On the night of March 30 or 31, we were awakened at midnight by the big bell on top of our building ringing loudly.
Suddenly all lights went on and then the roll call Bell Tower : Block-23 bell. Someone was going through the compound ringing it.
We all got up.
It could mean nothing else than roll call but why in the middle of the night? We shuddered at the thought of an hour out there in the cold and we shuddered more at the thought that this might be our final end, perhaps we would never return to this room.
All of us knew how the Japanese had taken whole villages of Chinese out to the threshing floor and shot them down with machine guns.
Was it our turn now?
Quickly we dressed, and we prayed.
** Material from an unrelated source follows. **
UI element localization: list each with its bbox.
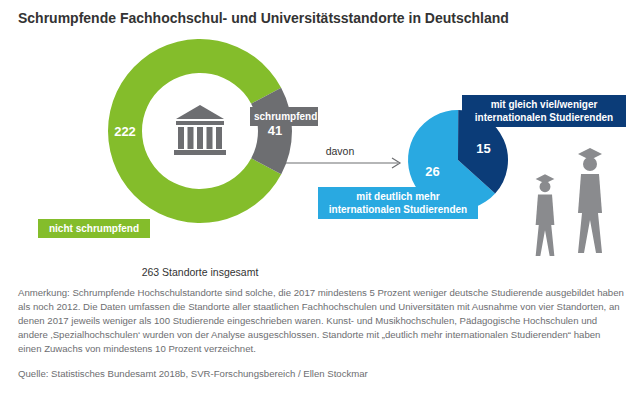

We took blankets and everything possible along. Everybody out on the plaza was as perturbed as we were.
No one had any idea what it was all about. We sat there anxiously waiting for the guards.
Finally, they came, three of them. They were very animated and angry. They fairly yelled at the interpreter and he interpreted, “They want to know who rang that bell?” One young man called out “I wish I had!” and everybody laughed. The tension was broken.
But the question remained about the bell ringing in the tower . . . who did it? No one knew.
We were counted and told not to laugh during roll call. Then they went to the other groups to check. It was a long time before they returned. In the meantime, the young people began to dance.
One had brought his accordion and there in the cold night the rest of us huddling in our blankets as the young folk were dancing to keep warm.
It angered the guards that they could not find out who rang the bell. We were told to go back to our rooms which we did willingly, still wondering.
The next day word was passed around quietly that Germany had fallen and one man had bet another that he would ring that bell at midnight if Germany fell, which he did. He confessed and it was all taken care of quietly and the camp in general did not even know who he was. But the Chief of Police whom the internees called “King Kong”, and who had been expecting a promotion, lost face by the incident.
The ringing of the bell had scared him too and he had surmised a riot and had called for help from the neighboring troops. Of course, when they came they weren’t needed.